Actions to 2025 include significant financial support for community groups that are reducing waste at the grassroots; innovating to recycle more difficult items such as carpets; influencing business to design out waste; and campaigning for the Government to ban more avoidable and unecological waste.
Serving two million residents, NLWA is the public body responsible for dealing with household recycling and waste across the seven north London boroughs of Barnet, Camden, Enfield, Hackney, Haringey, Islington, and Waltham Forest. To inform the plan’s priorities, in 2022, NLWA met with representatives of 35 organisations including environmental charities and NGOs.
Key highlights of Preserving Resources, Driving Change include:
- Supporting and funding more grassroots waste prevention initiatives; NLWA’s North London Community Fund will more than double in 2023-4 to £250,000.
- Reviewing future options for NLWA’s network of household Reuse and Recycling Centres (RRCs). The ambition is to transform RRCs into hubs for circularity, where people can find materials for reuse. This would build on NLWA’s current trial DIY reuse scheme, launched last October at its South Access Road in Waltham Forest, which allows residents to drop off leftover materials for others to take away for free.
- Researching effective options to support residents who want to switch to using reusable period products. This would be in addition to NLWA’s reusable nappy voucher scheme.
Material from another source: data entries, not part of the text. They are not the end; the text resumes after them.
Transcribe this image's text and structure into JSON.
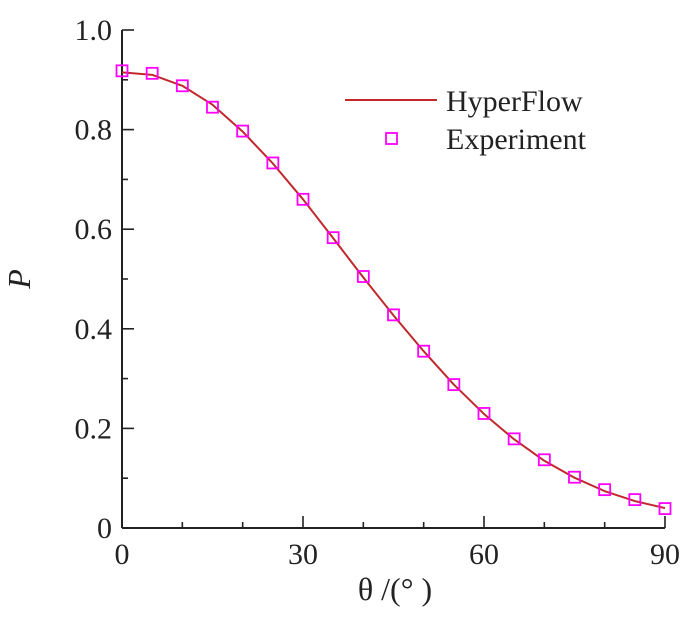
{
  "chart_data": {
    "type": "line",
    "xlabel": "θ /(° )",
    "ylabel": "P",
    "xlim": [
      0,
      90
    ],
    "ylim": [
      0,
      1.0
    ],
    "xticks": [
      0,
      30,
      60,
      90
    ],
    "xtick_labels": [
      "0",
      "30",
      "60",
      "90"
    ],
    "yticks": [
      0,
      0.2,
      0.4,
      0.6,
      0.8,
      1.0
    ],
    "ytick_labels": [
      "0",
      "0.2",
      "0.4",
      "0.6",
      "0.8",
      "1.0"
    ],
    "grid": false,
    "legend_position": "top-right",
    "series": [
      {
        "name": "HyperFlow",
        "kind": "line",
        "color": "#c0282d",
        "x": [
          0,
          5,
          10,
          15,
          20,
          25,
          30,
          35,
          40,
          45,
          50,
          55,
          60,
          65,
          70,
          75,
          80,
          85,
          90
        ],
        "y": [
          0.915,
          0.91,
          0.888,
          0.85,
          0.796,
          0.732,
          0.66,
          0.582,
          0.503,
          0.427,
          0.355,
          0.288,
          0.229,
          0.178,
          0.135,
          0.101,
          0.074,
          0.054,
          0.04
        ]
      },
      {
        "name": "Experiment",
        "kind": "marker",
        "marker": "square",
        "color": "#ff00ff",
        "x": [
          0,
          5,
          10,
          15,
          20,
          25,
          30,
          35,
          40,
          45,
          50,
          55,
          60,
          65,
          70,
          75,
          80,
          85,
          90
        ],
        "y": [
          0.918,
          0.913,
          0.888,
          0.845,
          0.797,
          0.733,
          0.66,
          0.583,
          0.505,
          0.428,
          0.355,
          0.288,
          0.23,
          0.179,
          0.137,
          0.102,
          0.077,
          0.057,
          0.039
        ]
      }
    ]
  }
}
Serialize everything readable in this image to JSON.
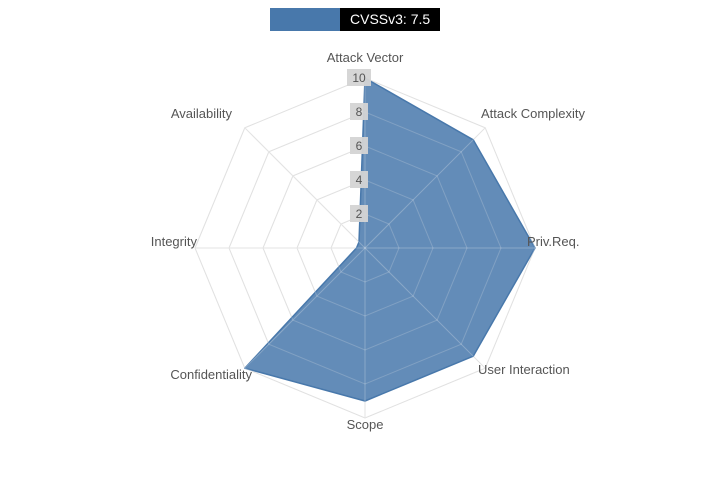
{
  "chart_data": {
    "type": "radar",
    "legend": {
      "label": "CVSSv3: 7.5",
      "swatch_color": "#4878ab",
      "label_bg": "#000000",
      "label_color": "#ffffff"
    },
    "axes": [
      "Attack Vector",
      "Attack Complexity",
      "Priv.Req.",
      "User Interaction",
      "Scope",
      "Confidentiality",
      "Integrity",
      "Availability"
    ],
    "values": [
      10,
      9,
      10,
      9,
      9,
      10,
      0.5,
      0.5
    ],
    "ticks": [
      2,
      4,
      6,
      8,
      10
    ],
    "rmax": 10,
    "fill_color": "#4878ab",
    "fill_opacity": 0.85,
    "grid_color": "#d9d9d9",
    "axis_label_color": "#555555",
    "tick_bg": "#d4d4d4",
    "tick_color": "#555555"
  }
}
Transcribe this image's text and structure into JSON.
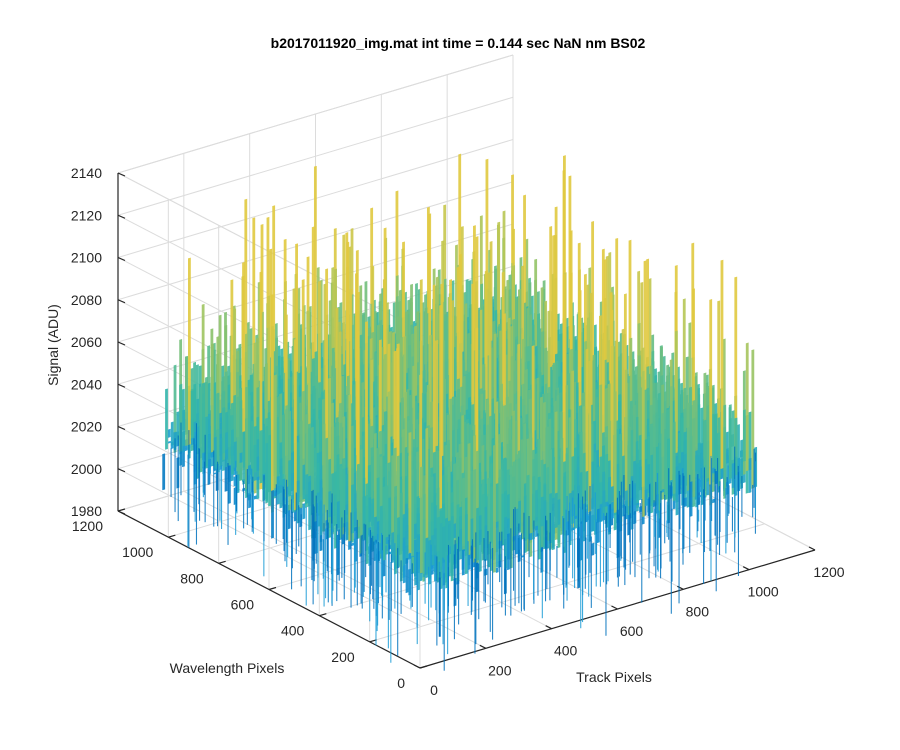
{
  "chart_data": {
    "type": "surface",
    "title": "b2017011920_img.mat int time = 0.144 sec  NaN nm BS02",
    "xlabel": "Track Pixels",
    "ylabel": "Wavelength Pixels",
    "zlabel": "Signal (ADU)",
    "xlim": [
      0,
      1200
    ],
    "ylim": [
      0,
      1200
    ],
    "zlim": [
      1980,
      2140
    ],
    "xticks": [
      "0",
      "200",
      "400",
      "600",
      "800",
      "1000",
      "1200"
    ],
    "yticks": [
      "0",
      "200",
      "400",
      "600",
      "800",
      "1000",
      "1200"
    ],
    "zticks": [
      "1980",
      "2000",
      "2020",
      "2040",
      "2060",
      "2080",
      "2100",
      "2120",
      "2140"
    ],
    "grid": true,
    "colormap": [
      "#0072bd",
      "#1a9bd6",
      "#35b7a6",
      "#8bc26b",
      "#e0c93f"
    ],
    "surface_x_extent": [
      0,
      1024
    ],
    "surface_y_extent": [
      0,
      1024
    ],
    "surface_z_range": [
      1990,
      2140
    ],
    "surface_z_mean": 2040
  }
}
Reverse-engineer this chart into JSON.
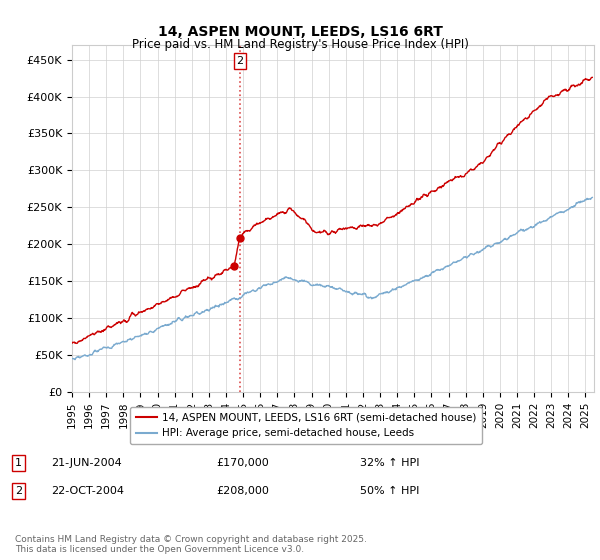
{
  "title": "14, ASPEN MOUNT, LEEDS, LS16 6RT",
  "subtitle": "Price paid vs. HM Land Registry's House Price Index (HPI)",
  "ylabel_ticks": [
    "£0",
    "£50K",
    "£100K",
    "£150K",
    "£200K",
    "£250K",
    "£300K",
    "£350K",
    "£400K",
    "£450K"
  ],
  "ytick_values": [
    0,
    50000,
    100000,
    150000,
    200000,
    250000,
    300000,
    350000,
    400000,
    450000
  ],
  "ylim": [
    0,
    470000
  ],
  "red_color": "#cc0000",
  "blue_color": "#7aaacf",
  "sale1_x": 2004.47,
  "sale1_y": 170000,
  "sale2_x": 2004.81,
  "sale2_y": 208000,
  "vline_x": 2004.81,
  "legend_line1": "14, ASPEN MOUNT, LEEDS, LS16 6RT (semi-detached house)",
  "legend_line2": "HPI: Average price, semi-detached house, Leeds",
  "ann1_label": "1",
  "ann1_date": "21-JUN-2004",
  "ann1_price": "£170,000",
  "ann1_pct": "32% ↑ HPI",
  "ann2_label": "2",
  "ann2_date": "22-OCT-2004",
  "ann2_price": "£208,000",
  "ann2_pct": "50% ↑ HPI",
  "footer": "Contains HM Land Registry data © Crown copyright and database right 2025.\nThis data is licensed under the Open Government Licence v3.0.",
  "xmin": 1995,
  "xmax": 2025.5
}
As part of the plan, NLWA will also consider increasing the value of the reusable nappy voucher, currently worth £54.15 as well as exploring ways to increase the uptake of the voucher, for instance, at daycare and nursery centres.
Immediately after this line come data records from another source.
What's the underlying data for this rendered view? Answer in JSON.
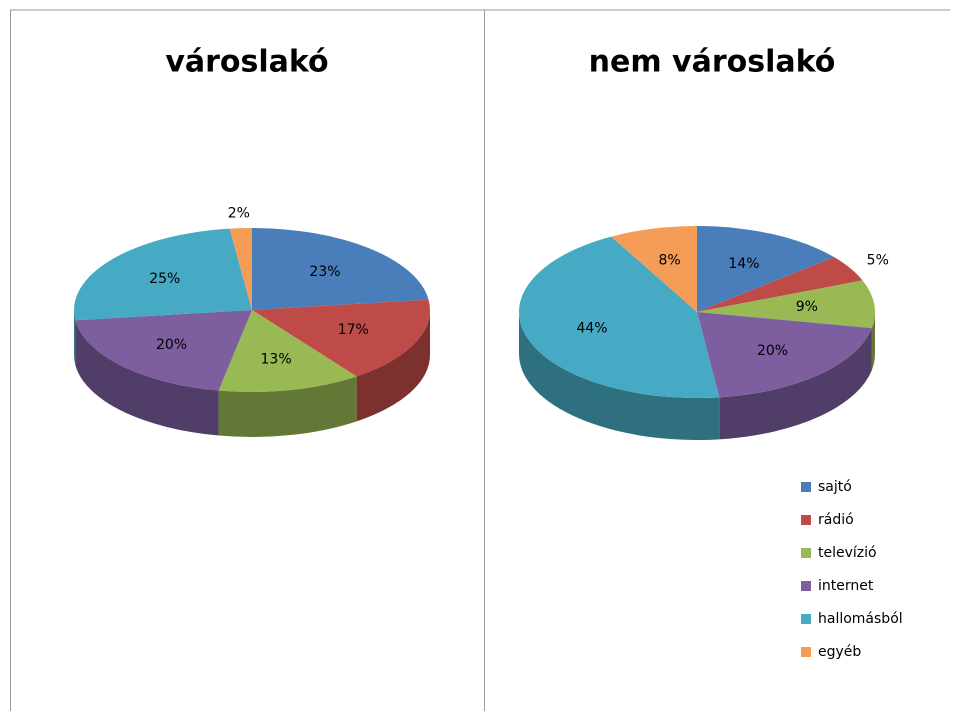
{
  "chart_data": [
    {
      "type": "pie",
      "title": "városlakó",
      "values": [
        23,
        17,
        13,
        20,
        25,
        2
      ],
      "value_labels": [
        "23%",
        "17%",
        "13%",
        "20%",
        "25%",
        "2%"
      ],
      "colors": [
        "#4a7ebb",
        "#be4b48",
        "#98b954",
        "#7d5fa0",
        "#46aac5",
        "#f59d56"
      ]
    },
    {
      "type": "pie",
      "title": "nem városlakó",
      "categories": [
        "sajtó",
        "rádió",
        "televízió",
        "internet",
        "hallomásból",
        "egyéb"
      ],
      "values": [
        14,
        5,
        9,
        20,
        44,
        8
      ],
      "value_labels": [
        "14%",
        "5%",
        "9%",
        "20%",
        "44%",
        "8%"
      ],
      "colors": [
        "#4a7ebb",
        "#be4b48",
        "#98b954",
        "#7d5fa0",
        "#46aac5",
        "#f59d56"
      ],
      "legend": "bottom-right"
    }
  ]
}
- Finding ways to recycle more difficult-to-recycle items including carpets and hard plastics such as toys and crates. This follows NLWA’s success in recycling mattresses and expanded polystyrene.
- Supporting trials in the boroughs such as food waste recycling services for residents living in flats above shops. Islington Council, in partnership with NLWA, is currently running such a trial along the Holloway Road. In just one month of the trial, over 500 kilos of food scraps were collected.
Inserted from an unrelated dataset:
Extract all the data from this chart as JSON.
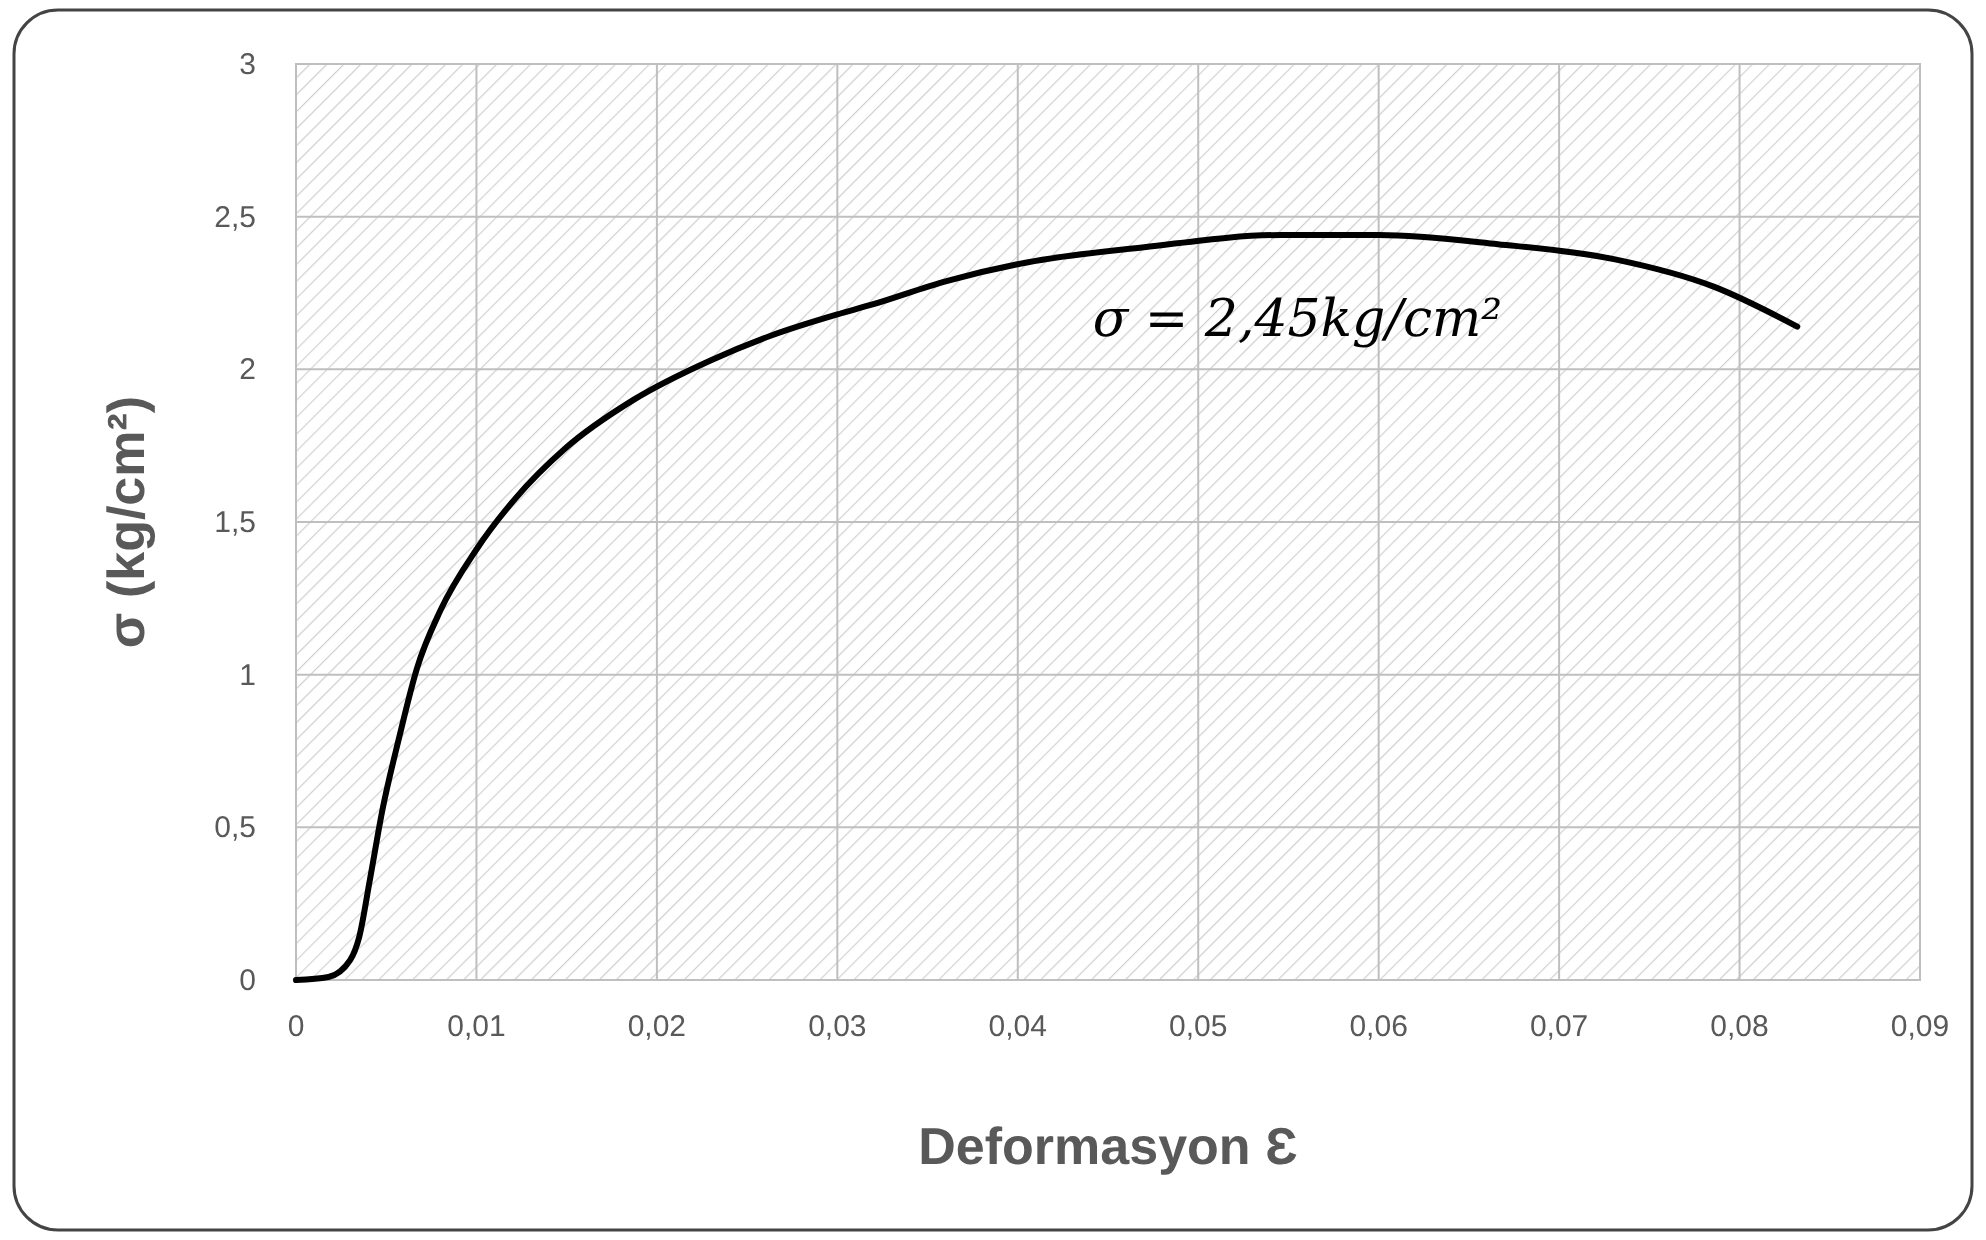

- Working with north London primary schools to help them develop waste prevention and recycling education and embed it into their curriculums.
- Opening a brand new, architect-designed education centre at Edmonton EcoPark in Enfield for schools, local interest groups, and residents; the goal is for the centre to be a beacon for waste prevention and circular economy education through talks, events, and workshops. It will also have interactive displays that demonstrate the problems caused by over-consumption and the alternatives, including the reuse of resources.
Working closely with its seven constituent boroughs, NLWA also aims to further influence debate and policy at both a local and national levels – such as its campaign for a ban on many more single-use plastics and for disposable coffee cups to have a 50p charge.
Cllr Clyde Loakes, the chair of NLWA said: “By reusing, repairing, and recycling on a greater scale throughout north London, we can not only reduce greenhouse gas emissions and prevent the loss of precious resources but also the major costs associated with the disposal of short-lived, unecological products
“NLWA’s new plan will put communities and people at the very heart of the circular economy and waste prevention, giving them more funding, more services, and more hope. Our work to influence business and the Government will also help create much-needed changes across the UK and beyond.
“As a country, we need to reimagine waste. With Government incentives in place, the UK could build thriving reuse and repair industries. Encouraging investment in the UK manufacturing of products made with recycled content would also supercharge the transition to a circular economy, bringing scores of green jobs and industries.”